Hong Seok Ju, Lee Yu Rim, Bag Atanu, Kim Hyo Soo, Trung Tran Quang, Sultan M Junaid, Moon Dong-Bin, Lee Nae-Eung
School of Advanced Materials Science & Engineering, Sungkyunkwan University, Suwon, Republic of Korea.
Research Center for Advanced Materials Technology, Sungkyunkwan University, Suwon, Republic of Korea.
Nat Mater. 2025 Apr 28. doi: 10.1038/s41563-025-02204-y.
Tactile perception involves the preprocessing of signals from slowly adapting and fast-adapting afferent neurons, which exhibit synapse-like interactions between mechanoreceptors and their dendrites or terminals, transmitting signals to the brain. Emulating these adaptation and sensory memory functions is crucial for artificial tactile sensing systems. Here, inspired by human tactile afferent systems, we present an array of artificial synaptic mechanoreceptors with built-in synaptic functions by vertically integrating synaptic transistors with a reduced graphene oxide channel, an ionogel gate dielectric and an elastomeric fingerprint-like receptive layer in an all-in-one platform.
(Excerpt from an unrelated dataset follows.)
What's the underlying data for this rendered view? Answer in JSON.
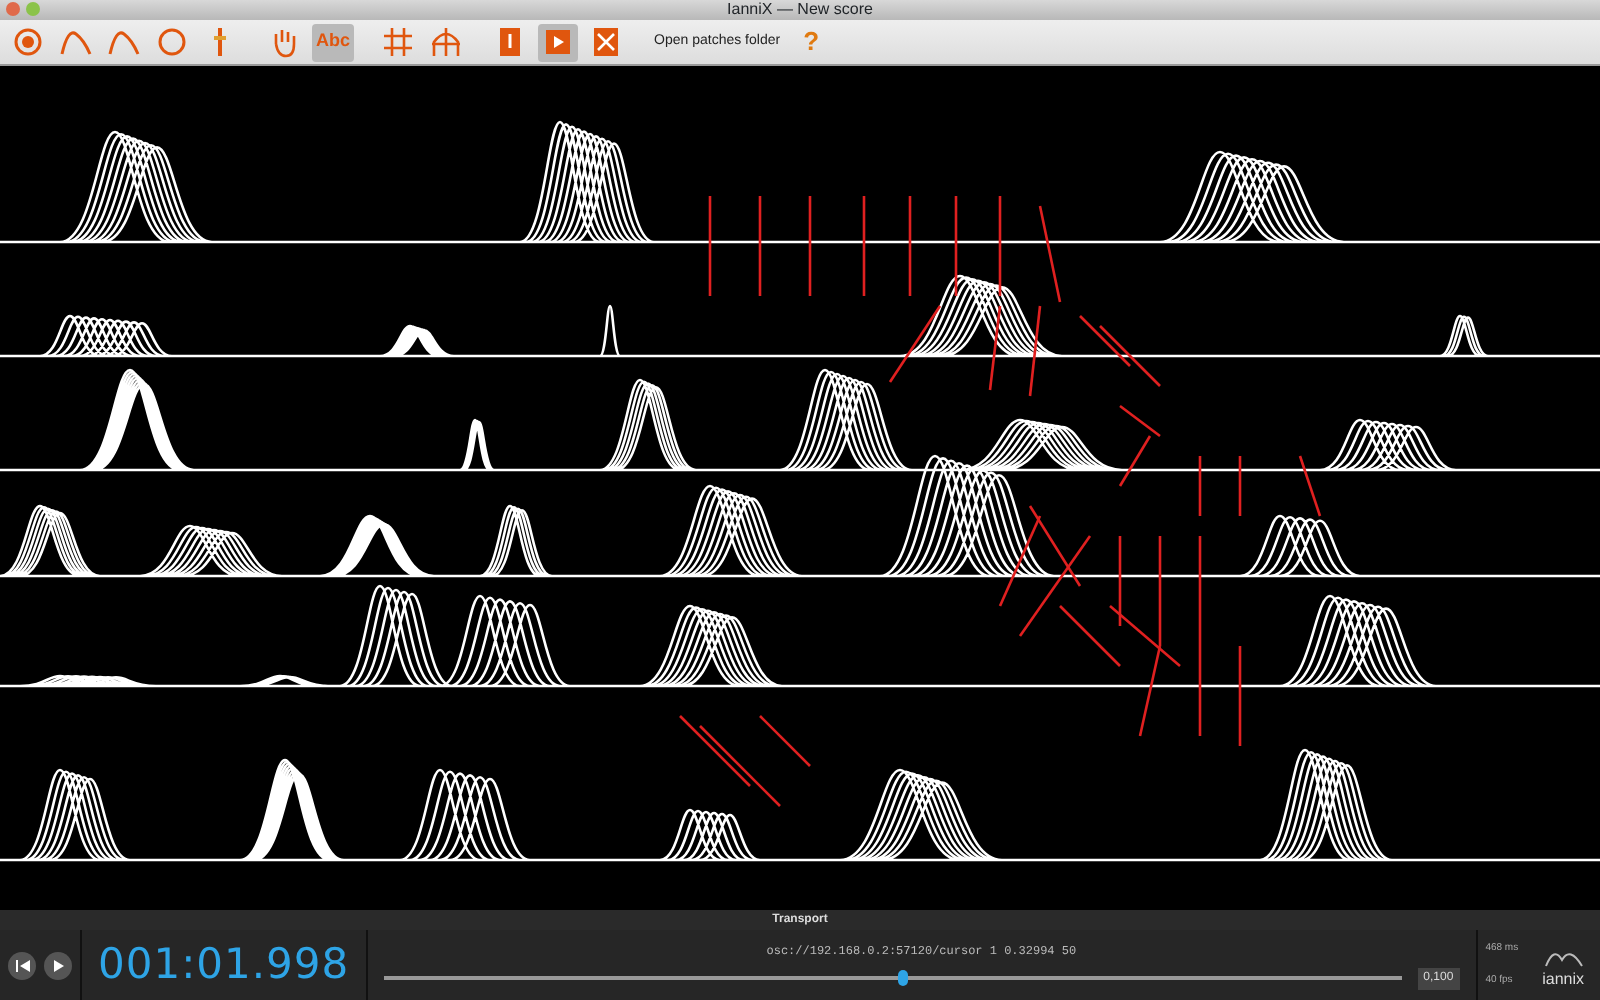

Triboelectric-capacitive gating between the receptive layer and gate dielectric in response to tactile stimulation governs excitatory post-synaptic current patterns, enabling slowly adapting and fast-adapting characteristics for signal preprocessing. The artificial synaptic mechanoreceptor array demonstrated handwriting style, surface pattern and texture discrimination via machine learning using fused slowly adapting and fast-adapting post-synaptic values, offering high data efficiency and potential for intelligent skin.
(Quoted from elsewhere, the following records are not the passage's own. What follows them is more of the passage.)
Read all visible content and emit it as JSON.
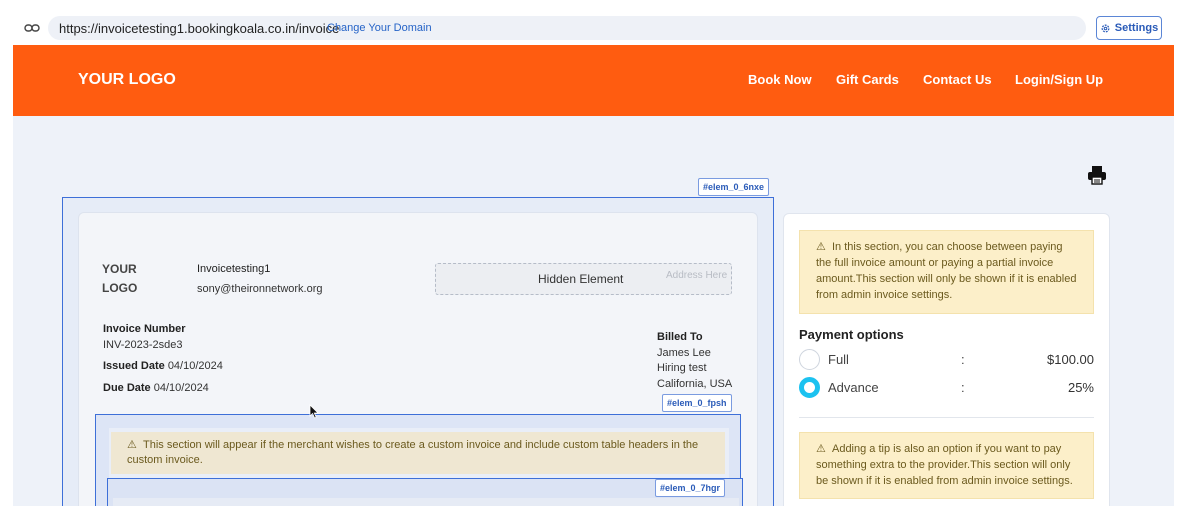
{
  "browser": {
    "url": "https://invoicetesting1.bookingkoala.co.in/invoice",
    "change_domain": "Change Your Domain",
    "settings_label": "Settings"
  },
  "header": {
    "logo": "YOUR LOGO",
    "nav": [
      "Book Now",
      "Gift Cards",
      "Contact Us",
      "Login/Sign Up"
    ],
    "accent_color": "#ff5c10"
  },
  "tags": {
    "outer": "#elem_0_6nxe",
    "table": "#elem_0_fpsh",
    "inner": "#elem_0_7hgr"
  },
  "invoice": {
    "logo_line1": "YOUR",
    "logo_line2": "LOGO",
    "company_name": "Invoicetesting1",
    "company_email": "sony@theironnetwork.org",
    "hidden_element": "Hidden Element",
    "address_placeholder": "Address Here",
    "number_label": "Invoice Number",
    "number": "INV-2023-2sde3",
    "issued_label": "Issued Date",
    "issued_date": "04/10/2024",
    "due_label": "Due Date",
    "due_date": "04/10/2024",
    "billed_to_label": "Billed To",
    "billed_name": "James Lee",
    "billed_company": "Hiring test",
    "billed_location": "California, USA",
    "custom_table_notice": "This section will appear if the merchant wishes to create a custom invoice and include custom table headers in the custom invoice."
  },
  "payment": {
    "notice": "In this section, you can choose between paying the full invoice amount or paying a partial invoice amount.This section will only be shown if it is enabled from admin invoice settings.",
    "title": "Payment options",
    "options": [
      {
        "label": "Full",
        "colon": ":",
        "value": "$100.00",
        "selected": false
      },
      {
        "label": "Advance",
        "colon": ":",
        "value": "25%",
        "selected": true
      }
    ],
    "tip_notice": "Adding a tip is also an option if you want to pay something extra to the provider.This section will only be shown if it is enabled from admin invoice settings."
  },
  "colors": {
    "selection_outline": "#3d6fd8",
    "radio_selected": "#1cc2f0",
    "warning_bg": "#fcefc9"
  }
}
触觉感知涉及对来自慢适应和快适应传入神经元的信号进行预处理,这些神经元在机械感受器与其树突或末梢之间表现出类似突触的相互作用,将信号传输到大脑。模拟这些适应和感觉记忆功能对于人工触觉传感系统至关重要。在此,受人类触觉传入系统的启发,我们通过在一个一体化平台中将突触晶体管与还原氧化石墨烯通道、离子凝胶栅极电介质和弹性体指纹状感受层垂直集成,展示了一种具有内置突触功能的人工突触机械感受器阵列。响应触觉刺激,感受层与栅极电介质之间的摩擦电容门控控制兴奋性突触后电流模式,实现信号预处理的慢适应和快适应特性。人工突触机械感受器阵列通过使用融合的慢适应和快适应突触后值进行机器学习,展示了手写风格、表面图案和纹理辨别能力,具有高数据效率和智能皮肤的潜力。